Design Principles of Single‐Atom Catalysts for Electrocatalytic CO2 Reduction to High‐Value Hydrocarbons

Abstract The CO 2 electrochemical reduction (CO 2 RR) is regarded as a promising approach to mitigate carbon emissions while producing valuable chemical feedstocks and fuels. Among the possible products, multi‐carbon (C 2+ ) compounds such as ethylene and ethanol are highly desirable due to their higher energy density and industrial relevance. Recently, single‐atom catalysts (SACs) have emerged as a powerful class of electrocatalysts in CO 2 RR, offering high atomic efficiency and tunable active sites. However, challenges such as sluggish C─C coupling kinetics, dynamic evolution of the catalytic sites, limited understanding of reaction mechanism, and difficulties at controlling product selectivity hinder their further development for large‐scale application.

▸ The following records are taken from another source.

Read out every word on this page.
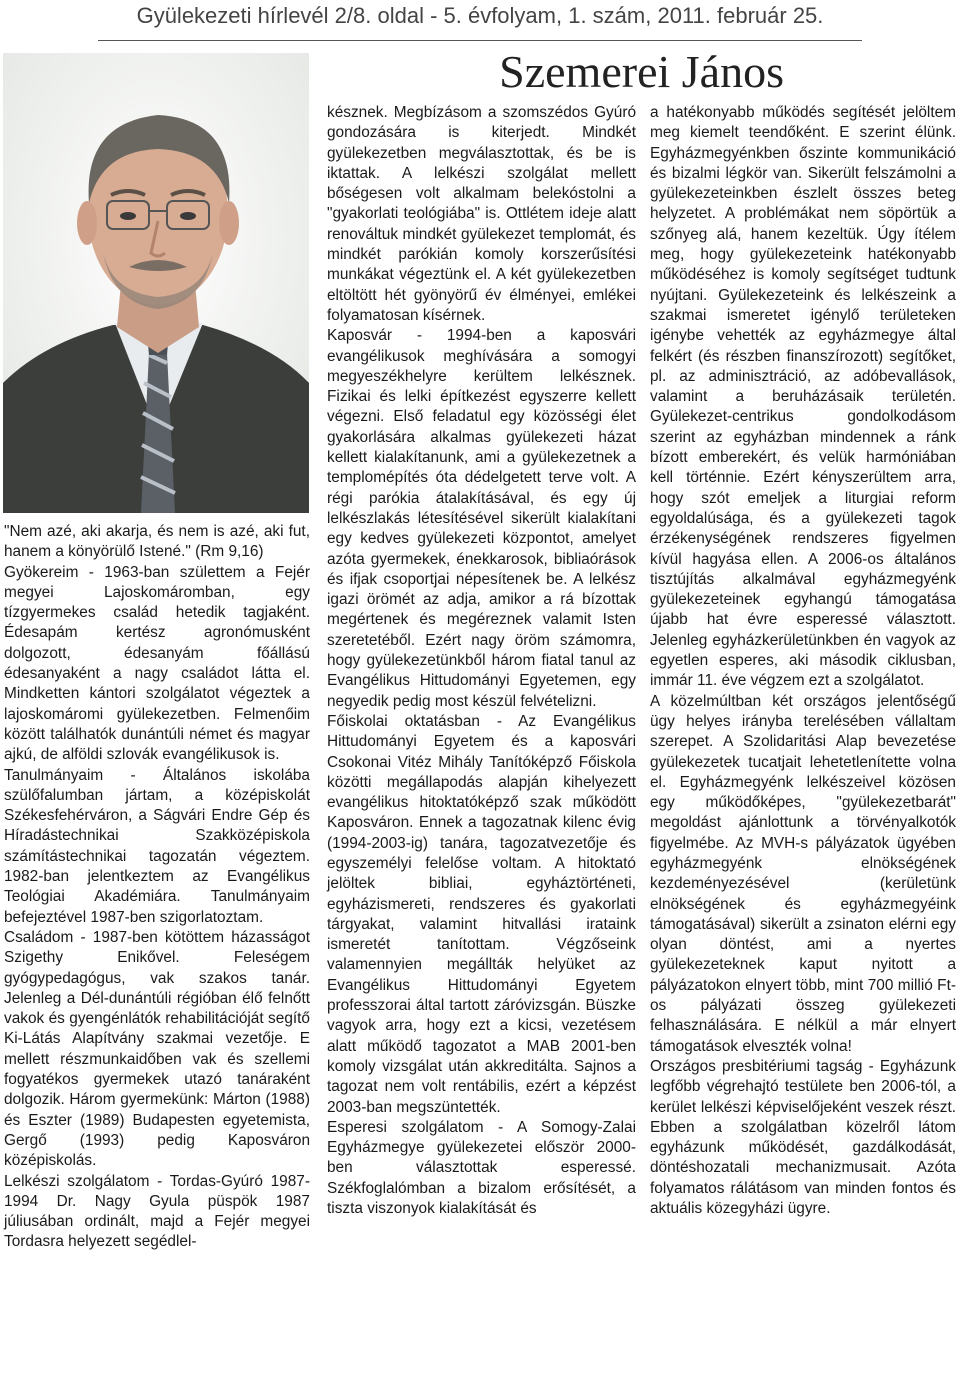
Gyülekezeti hírlevél 2/8. oldal - 5. évfolyam, 1. szám, 2011. február 25.
Szemerei János

"Nem azé, aki akarja, és nem is azé, aki fut, hanem a könyörülő Istené." (Rm 9,16)

Gyökereim - 1963-ban születtem a Fejér megyei Lajoskomáromban, egy tízgyermekes család hetedik tagjaként. Édesapám kertész agronómusként dolgozott, édesanyám főállású édesanyaként a nagy családot látta el. Mindketten kántori szolgálatot végeztek a lajoskomáromi gyülekezetben. Felmenőim között találhatók dunántúli német és magyar ajkú, de alföldi szlovák evangélikusok is.

Tanulmányaim - Általános iskolába szülőfalumban jártam, a középiskolát Székesfehérváron, a Ságvári Endre Gép és Híradástechnikai Szakközépiskola számítástechnikai tagozatán végeztem. 1982-ban jelentkeztem az Evangélikus Teológiai Akadémiára. Tanulmányaim befejeztével 1987-ben szigorlatoztam.

Családom - 1987-ben kötöttem házasságot Szigethy Enikővel. Feleségem gyógypedagógus, vak szakos tanár. Jelenleg a Dél-dunántúli régióban élő felnőtt vakok és gyengénlátók rehabilitációját segítő Ki-Látás Alapítvány szakmai vezetője. E mellett részmunkaidőben vak és szellemi fogyatékos gyermekek utazó tanáraként dolgozik. Három gyermekünk: Márton (1988) és Eszter (1989) Budapesten egyetemista, Gergő (1993) pedig Kaposváron középiskolás.

Lelkészi szolgálatom - Tordas-Gyúró 1987-1994 Dr. Nagy Gyula püspök 1987 júliusában ordinált, majd a Fejér megyei Tordasra helyezett segédlel-

késznek. Megbízásom a szomszédos Gyúró gondozására is kiterjedt. Mindkét gyülekezetben megválasztottak, és be is iktattak. A lelkészi szolgálat mellett bőségesen volt alkalmam belekóstolni a "gyakorlati teológiába" is. Ottlétem ideje alatt renováltuk mindkét gyülekezet templomát, és mindkét parókián komoly korszerűsítési munkákat végeztünk el. A két gyülekezetben eltöltött hét gyönyörű év élményei, emlékei folyamatosan kísérnek.

Kaposvár - 1994-ben a kaposvári evangélikusok meghívására a somogyi megyeszékhelyre kerültem lelkésznek. Fizikai és lelki építkezést egyszerre kellett végezni. Első feladatul egy közösségi élet gyakorlására alkalmas gyülekezeti házat kellett kialakítanunk, ami a gyülekezetnek a templomépítés óta dédelgetett terve volt. A régi parókia átalakításával, és egy új lelkészlakás létesítésével sikerült kialakítani egy kedves gyülekezeti központot, amelyet azóta gyermekek, énekkarosok, bibliaórások és ifjak csoportjai népesítenek be. A lelkész igazi örömét az adja, amikor a rá bízottak megértenek és megéreznek valamit Isten szeretetéből. Ezért nagy öröm számomra, hogy gyülekezetünkből három fiatal tanul az Evangélikus Hittudományi Egyetemen, egy negyedik pedig most készül felvételizni.

Főiskolai oktatásban - Az Evangélikus Hittudományi Egyetem és a kaposvári Csokonai Vitéz Mihály Tanítóképző Főiskola közötti megállapodás alapján kihelyezett evangélikus hitoktatóképző szak működött Kaposváron. Ennek a tagozatnak kilenc évig (1994-2003-ig) tanára, tagozatvezetője és egyszemélyi felelőse voltam. A hitoktató jelöltek bibliai, egyháztörténeti, egyházismereti, rendszeres és gyakorlati tárgyakat, valamint hitvallási irataink ismeretét tanítottam. Végzőseink valamennyien megállták helyüket az Evangélikus Hittudományi Egyetem professzorai által tartott záróvizsgán. Büszke vagyok arra, hogy ezt a kicsi, vezetésem alatt működő tagozatot a MAB 2001-ben komoly vizsgálat után akkreditálta. Sajnos a tagozat nem volt rentábilis, ezért a képzést 2003-ban megszüntették.

Esperesi szolgálatom - A Somogy-Zalai Egyházmegye gyülekezetei először 2000-ben választottak esperessé. Székfoglalómban a bizalom erősítését, a tiszta viszonyok kialakítását és

a hatékonyabb működés segítését jelöltem meg kiemelt teendőként. E szerint élünk. Egyházmegyénkben őszinte kommunikáció és bizalmi légkör van. Sikerült felszámolni a gyülekezeteinkben észlelt összes beteg helyzetet. A problémákat nem söpörtük a szőnyeg alá, hanem kezeltük. Úgy ítélem meg, hogy gyülekezeteink hatékonyabb működéséhez is komoly segítséget tudtunk nyújtani. Gyülekezeteink és lelkészeink a szakmai ismeretet igénylő területeken igénybe vehették az egyházmegye által felkért (és részben finanszírozott) segítőket, pl. az adminisztráció, az adóbevallások, valamint a beruházásaik területén. Gyülekezet-centrikus gondolkodásom szerint az egyházban mindennek a ránk bízott emberekért, és velük harmóniában kell történnie. Ezért kényszerültem arra, hogy szót emeljek a liturgiai reform egyoldalúsága, és a gyülekezeti tagok érzékenységének rendszeres figyelmen kívül hagyása ellen. A 2006-os általános tisztújítás alkalmával egyházmegyénk gyülekezeteinek egyhangú támogatása újabb hat évre esperessé választott. Jelenleg egyházkerületünkben én vagyok az egyetlen esperes, aki második ciklusban, immár 11. éve végzem ezt a szolgálatot.

A közelmúltban két országos jelentőségű ügy helyes irányba terelésében vállaltam szerepet. A Szolidaritási Alap bevezetése gyülekezetek tucatjait lehetetlenítette volna el. Egyházmegyénk lelkészeivel közösen egy működőképes, "gyülekezetbarát" megoldást ajánlottunk a törvényalkotók figyelmébe. Az MVH-s pályázatok ügyében egyházmegyénk elnökségének kezdeményezésével (kerületünk elnökségének és egyházmegyéink támogatásával) sikerült a zsinaton elérni egy olyan döntést, ami a nyertes gyülekezeteknek kaput nyitott a pályázatokon elnyert több, mint 700 millió Ft-os pályázati összeg gyülekezeti felhasználására. E nélkül a már elnyert támogatások elveszték volna!

Országos presbitériumi tagság - Egyházunk legfőbb végrehajtó testülete ben 2006-tól, a kerület lelkészi képviselőjeként veszek részt. Ebben a szolgálatban közelről látom egyházunk működését, gazdálkodását, döntéshozatali mechanizmusait. Azóta folyamatos rálátásom van minden fontos és aktuális közegyházi ügyre.
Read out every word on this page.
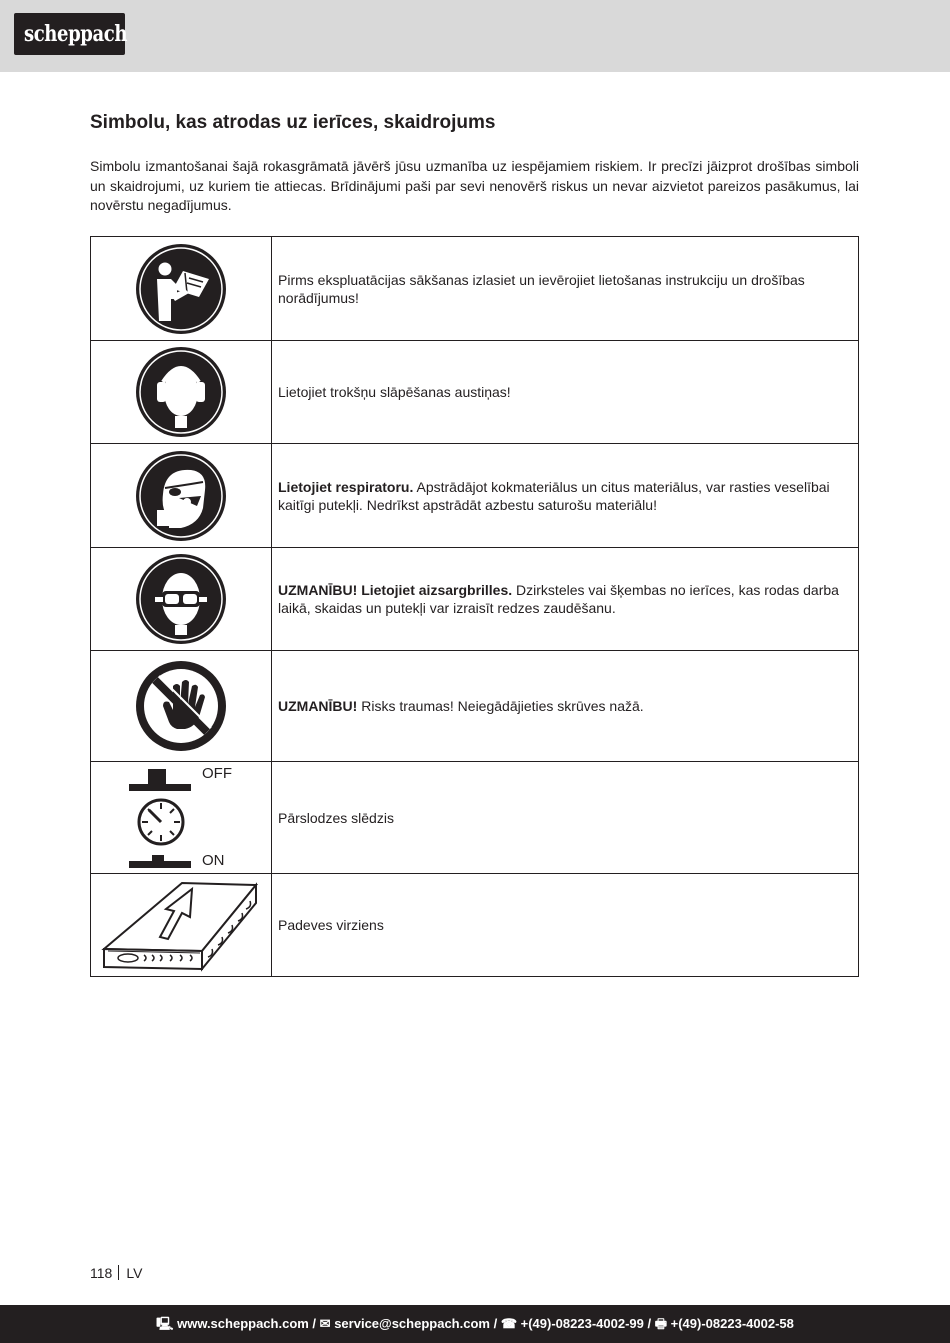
scheppach
Simbolu, kas atrodas uz ierīces, skaidrojums

Simbolu izmantošanai šajā rokasgrāmatā jāvērš jūsu uzmanība uz iespējamiem riskiem. Ir precīzi jāizprot drošības simboli un skaidrojumi, uz kuriem tie attiecas. Brīdinājumi paši par sevi nenovērš riskus un nevar aizvietot pareizos pasākumus, lai novērstu negadījumus.

	Pirms ekspluatācijas sākšanas izlasiet un ievērojiet lietošanas instrukciju un drošības norādījumus!

	Lietojiet trokšņu slāpēšanas austiņas!

	Lietojiet respiratoru. Apstrādājot kokmateriālus un citus materiālus, var rasties veselībai kaitīgi putekļi. Nedrīkst apstrādāt azbestu saturošu materiālu!

	UZMANĪBU! Lietojiet aizsargbrilles. Dzirksteles vai šķembas no ierīces, kas rodas darba laikā, skaidas un putekļi var izraisīt redzes zaudēšanu.

	UZMANĪBU! Risks traumas! Neiegādājieties skrūves nažā.

OFF
ON	Pārslodzes slēdzis

	Padeves virziens
118 LV
🖳︎ www.scheppach.com / ✉︎ service@scheppach.com / ☎︎ +(49)-08223-4002-99 / 🖶︎ +(49)-08223-4002-58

Hence, this review explores the underlying mechanisms for CO 2 to C 2+ product conversion, emphasizing catalyst design strategies to enhance C─C coupling efficiency and selectivity. Furthermore, recent advances in in situ characterization techniques that provide atomic‐level insights into reaction intermediates and active site evolution are discussed. Finally, the potential of machine learning approaches in accelerating catalysts discovery by optimizing SACs structures, identifying key design parameters, and predicting catalytic performance is highlighted. Overall, this study aims to provide a comprehensive reference for the rational design of SACs for effective and selective CO 2 conversion into C 2 products.